Mais en réalité, cette concurrence inter-disciplinaire, par-là inter-individuelle, se double d’un niveau supplémentaire, dès lors que l’on considère la réforme de « Parcoursup », plateforme d’admission des élèves dans l’enseignement supérieur, cette fois davantage à destination des élèves, qui vient compléter la cohérence du régime d’enseignement en quelques années seulement, cohérence au vrai déjà bien réalisée, mais largement renforcée par cette séquence où, pour résumer, la concurrence aura été au cœur de trois réformes successives : dans le rapport inter-disciplinaire avec la réforme du lycée, dans le rapport des élèves avec le supérieur avec la réforme de Parcoursup, ainsi que dans les contenus d’enseignement pour le cas spécifique des SES.

Revenant aux SES, on signalera la percussion du régime disciplinaire des SES avec ce régime d’enseignement. Pour la discipline SES, la concurrence est tout particulièrement franche avec l’Histoire-Géographie (HG). On le comprend aisément : la concurrence est d’autant plus forte que les disciplines sont substantiellement « proches ». Mais il y a une raison plus profonde, qui tient justement à cette tendance très marquée du régime de SES qu’est la dépolitisation. Il faut ici préciser que la dépolitisation visait avant toute chose la dépolitisation de l’économie, advenue dans sa forme pure de « science économique ». Sauf que le compromis qui a permis cette dépolitisation de l’économie avait comme contrepartie tacite la création d’une place dédiée à « la politique ». Dans un premier mouvement, elle a été associée à la sociologie – constat valable pour les programmes (dans les années 2000) mais aussi dans l’ajustement de la pratique lui-même, comme l’observe pertinemment Carine, enseignante quarantenaire en Gironde : « je pense que ce serait plutôt une stratégie volontaire ou involontaire des enseignants, qui réinvestissent là où ils peuvent la dimension critique ». L’aboutissement de ce mouvement, c’est la création finale, avec la réforme de 2019, d’une section spécifique dans les programmes réservée à la « science politique ». Or « la politique », progressivement autonomisée comme une excroissance endogène du régime contemporain de SES – mais réintégrée dans la grammaire même de ce régime, car là encore subordonnée à la science –, va se trouver en porte-à-faux entre deux disciplines, avec la création d’un enseignement spécifique : l’Histoire-Géographie-Géopolitique-Sciences-Politiques (HGGSP). De disciplines sœurs dans la filière ES, SES et HG deviennent rivales, comme le note Boris, jeune titulaire dans les Bouches-du-Rhône : « Moi je le constate avec l’Histoire-Géographie, où on était avant la réforme plutôt solidaires […] Là maintenant, on est un peu… pas en opposition mais y’a un peu cette compétition pour certains projets professionnels et d’accès à des études supérieures, avec HGGSP ». Compétition feutrée dans certains cas, conflit ouvert dans d’autres : Carine raconte qu’une de ses collègues (de SES) est accusée par d’autres (d’HG) de « leur voler des heures », puis avoue que certains enseignants de son lycée « ne (lui) parlent plus… ».
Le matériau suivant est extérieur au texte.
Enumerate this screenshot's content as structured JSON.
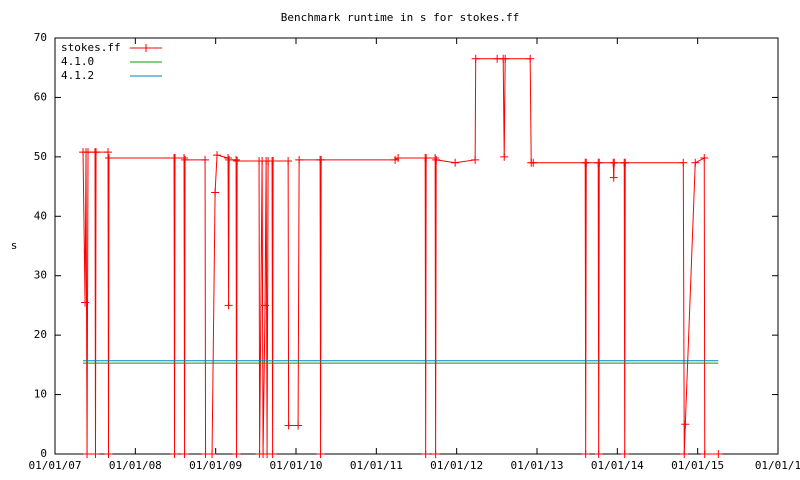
{
  "chart_data": {
    "type": "line",
    "title": "Benchmark runtime in s for stokes.ff",
    "y_label": "s",
    "xlim": [
      2007,
      2016
    ],
    "xticks": [
      {
        "value": 2007,
        "label": "01/01/07"
      },
      {
        "value": 2008,
        "label": "01/01/08"
      },
      {
        "value": 2009,
        "label": "01/01/09"
      },
      {
        "value": 2010,
        "label": "01/01/10"
      },
      {
        "value": 2011,
        "label": "01/01/11"
      },
      {
        "value": 2012,
        "label": "01/01/12"
      },
      {
        "value": 2013,
        "label": "01/01/13"
      },
      {
        "value": 2014,
        "label": "01/01/14"
      },
      {
        "value": 2015,
        "label": "01/01/15"
      },
      {
        "value": 2016,
        "label": "01/01/1"
      }
    ],
    "ylim": [
      0,
      70
    ],
    "yticks": [
      0,
      10,
      20,
      30,
      40,
      50,
      60,
      70
    ],
    "legend": "top-left",
    "series": [
      {
        "name": "stokes.ff",
        "color": "#ff0000",
        "marker": "plus",
        "x": [
          2007.349,
          2007.374,
          2007.386,
          2007.399,
          2007.411,
          2007.498,
          2007.504,
          2007.511,
          2007.66,
          2007.666,
          2007.672,
          2008.482,
          2008.488,
          2008.494,
          2008.606,
          2008.613,
          2008.619,
          2008.868,
          2008.874,
          2008.955,
          2008.993,
          2009.017,
          2009.154,
          2009.161,
          2009.167,
          2009.254,
          2009.26,
          2009.267,
          2009.54,
          2009.547,
          2009.578,
          2009.59,
          2009.615,
          2009.628,
          2009.64,
          2009.653,
          2009.702,
          2009.709,
          2009.715,
          2009.902,
          2009.908,
          2010.026,
          2010.039,
          2010.3,
          2010.306,
          2010.313,
          2011.234,
          2011.271,
          2011.608,
          2011.614,
          2011.62,
          2011.732,
          2011.738,
          2011.745,
          2011.981,
          2012.23,
          2012.237,
          2012.504,
          2012.579,
          2012.592,
          2012.604,
          2012.915,
          2012.928,
          2012.953,
          2013.6,
          2013.606,
          2013.613,
          2013.762,
          2013.768,
          2013.775,
          2013.949,
          2013.955,
          2013.961,
          2014.086,
          2014.092,
          2014.098,
          2014.821,
          2014.833,
          2014.846,
          2014.97,
          2015.082,
          2015.088,
          2015.257
        ],
        "values": [
          50.8,
          25.5,
          50.8,
          0,
          50.8,
          50.8,
          0,
          50.8,
          50.8,
          0,
          49.8,
          49.8,
          0,
          49.8,
          49.8,
          0,
          49.5,
          49.5,
          0,
          0,
          44,
          50.3,
          49.8,
          25,
          49.5,
          49.5,
          0,
          49.3,
          49.3,
          0,
          49.3,
          0,
          25,
          49.3,
          0,
          49.3,
          49.3,
          0,
          49.3,
          49.3,
          4.8,
          4.8,
          49.5,
          49.5,
          0,
          49.5,
          49.5,
          49.8,
          49.8,
          0,
          49.8,
          49.8,
          0,
          49.5,
          49,
          49.5,
          66.5,
          66.5,
          66.5,
          50,
          66.5,
          66.5,
          49,
          49,
          49,
          0,
          49,
          49,
          0,
          49,
          49,
          46.5,
          49,
          49,
          0,
          49,
          49,
          0,
          5,
          49,
          49.8,
          0,
          0
        ]
      },
      {
        "name": "4.1.0",
        "color": "#00a000",
        "x": [
          2007.349,
          2015.257
        ],
        "values": [
          15.3,
          15.3
        ]
      },
      {
        "name": "4.1.2",
        "color": "#0080c0",
        "x": [
          2007.349,
          2015.257
        ],
        "values": [
          15.7,
          15.7
        ]
      }
    ]
  }
}
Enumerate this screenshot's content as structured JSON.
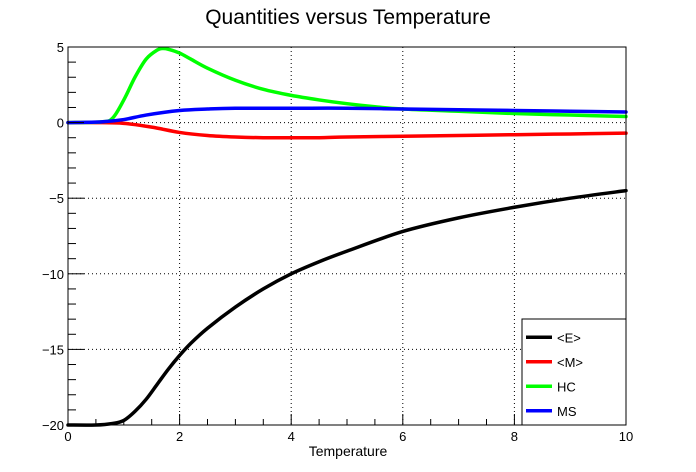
{
  "chart_data": {
    "type": "line",
    "title": "Quantities versus Temperature",
    "xlabel": "Temperature",
    "ylabel": "",
    "xlim": [
      0,
      10
    ],
    "ylim": [
      -20,
      5
    ],
    "xticks": [
      0,
      2,
      4,
      6,
      8,
      10
    ],
    "yticks": [
      -20,
      -15,
      -10,
      -5,
      0,
      5
    ],
    "grid": true,
    "legend_position": "bottom-right",
    "series": [
      {
        "name": "<E>",
        "color": "#000000",
        "x": [
          0,
          0.5,
          0.8,
          1.0,
          1.2,
          1.4,
          1.6,
          1.8,
          2.0,
          2.2,
          2.5,
          3.0,
          3.5,
          4.0,
          4.5,
          5.0,
          6.0,
          7.0,
          8.0,
          9.0,
          10.0
        ],
        "y": [
          -20,
          -20,
          -19.9,
          -19.7,
          -19.1,
          -18.3,
          -17.3,
          -16.3,
          -15.4,
          -14.6,
          -13.6,
          -12.2,
          -11.0,
          -10.0,
          -9.2,
          -8.5,
          -7.2,
          -6.3,
          -5.6,
          -5.0,
          -4.5
        ]
      },
      {
        "name": "<M>",
        "color": "#ff0000",
        "x": [
          0,
          0.5,
          1.0,
          1.5,
          2.0,
          2.5,
          3.0,
          3.5,
          4.0,
          4.5,
          5.0,
          6.0,
          7.0,
          8.0,
          9.0,
          10.0
        ],
        "y": [
          0,
          0,
          -0.05,
          -0.3,
          -0.65,
          -0.85,
          -0.95,
          -1.0,
          -1.0,
          -1.0,
          -0.95,
          -0.9,
          -0.85,
          -0.8,
          -0.75,
          -0.7
        ]
      },
      {
        "name": "HC",
        "color": "#00ff00",
        "x": [
          0,
          0.6,
          0.8,
          1.0,
          1.2,
          1.4,
          1.6,
          1.7,
          1.8,
          2.0,
          2.2,
          2.5,
          3.0,
          3.5,
          4.0,
          4.5,
          5.0,
          5.5,
          6.0,
          7.0,
          8.0,
          9.0,
          10.0
        ],
        "y": [
          0,
          0.05,
          0.3,
          1.5,
          3.0,
          4.2,
          4.8,
          4.9,
          4.85,
          4.6,
          4.2,
          3.6,
          2.8,
          2.2,
          1.8,
          1.5,
          1.25,
          1.05,
          0.9,
          0.75,
          0.6,
          0.5,
          0.4
        ]
      },
      {
        "name": "MS",
        "color": "#0000ff",
        "x": [
          0,
          0.6,
          1.0,
          1.4,
          2.0,
          2.5,
          3.0,
          4.0,
          5.0,
          6.0,
          7.0,
          8.0,
          9.0,
          10.0
        ],
        "y": [
          0,
          0.05,
          0.2,
          0.5,
          0.8,
          0.9,
          0.95,
          0.95,
          0.95,
          0.9,
          0.85,
          0.8,
          0.75,
          0.7
        ]
      }
    ]
  }
}
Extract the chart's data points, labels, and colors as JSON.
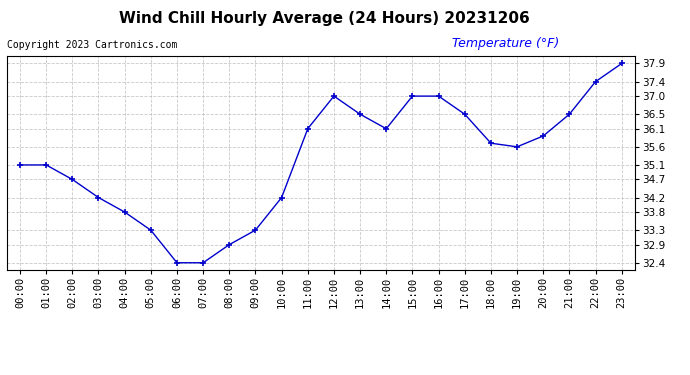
{
  "title": "Wind Chill Hourly Average (24 Hours) 20231206",
  "copyright_text": "Copyright 2023 Cartronics.com",
  "legend_label": "Temperature (°F)",
  "hours": [
    "00:00",
    "01:00",
    "02:00",
    "03:00",
    "04:00",
    "05:00",
    "06:00",
    "07:00",
    "08:00",
    "09:00",
    "10:00",
    "11:00",
    "12:00",
    "13:00",
    "14:00",
    "15:00",
    "16:00",
    "17:00",
    "18:00",
    "19:00",
    "20:00",
    "21:00",
    "22:00",
    "23:00"
  ],
  "values": [
    35.1,
    35.1,
    34.7,
    34.2,
    33.8,
    33.3,
    32.4,
    32.4,
    32.9,
    33.3,
    34.2,
    36.1,
    37.0,
    36.5,
    36.1,
    37.0,
    37.0,
    36.5,
    35.7,
    35.6,
    35.9,
    36.5,
    37.4,
    37.9
  ],
  "ylim_min": 32.2,
  "ylim_max": 38.1,
  "yticks": [
    32.4,
    32.9,
    33.3,
    33.8,
    34.2,
    34.7,
    35.1,
    35.6,
    36.1,
    36.5,
    37.0,
    37.4,
    37.9
  ],
  "line_color": "#0000cc",
  "marker_color": "#0000cc",
  "grid_color": "#bbbbbb",
  "bg_color": "#ffffff",
  "title_fontsize": 11,
  "copyright_fontsize": 7,
  "legend_fontsize": 9,
  "tick_fontsize": 7.5,
  "legend_color": "#0000ff"
}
La désaffection et ses projections

Sous le régime d’enseignement contemporain, la concurrence est la condition généralisée de toutes les disciplines, dans la mesure où toutes (ou presque) sont de près ou de loin concernées par les choix d’enseignement de spécialité. Dans cette mesure précisément, on peut conjecturer que cet aspect de l’expérience enseignante actuelle, dont il faut dire qu’il a été abondamment mentionné lors de tous les entretiens, est grossièrement généralisable à l’ensemble des disciplines enseignées dans le lycée général.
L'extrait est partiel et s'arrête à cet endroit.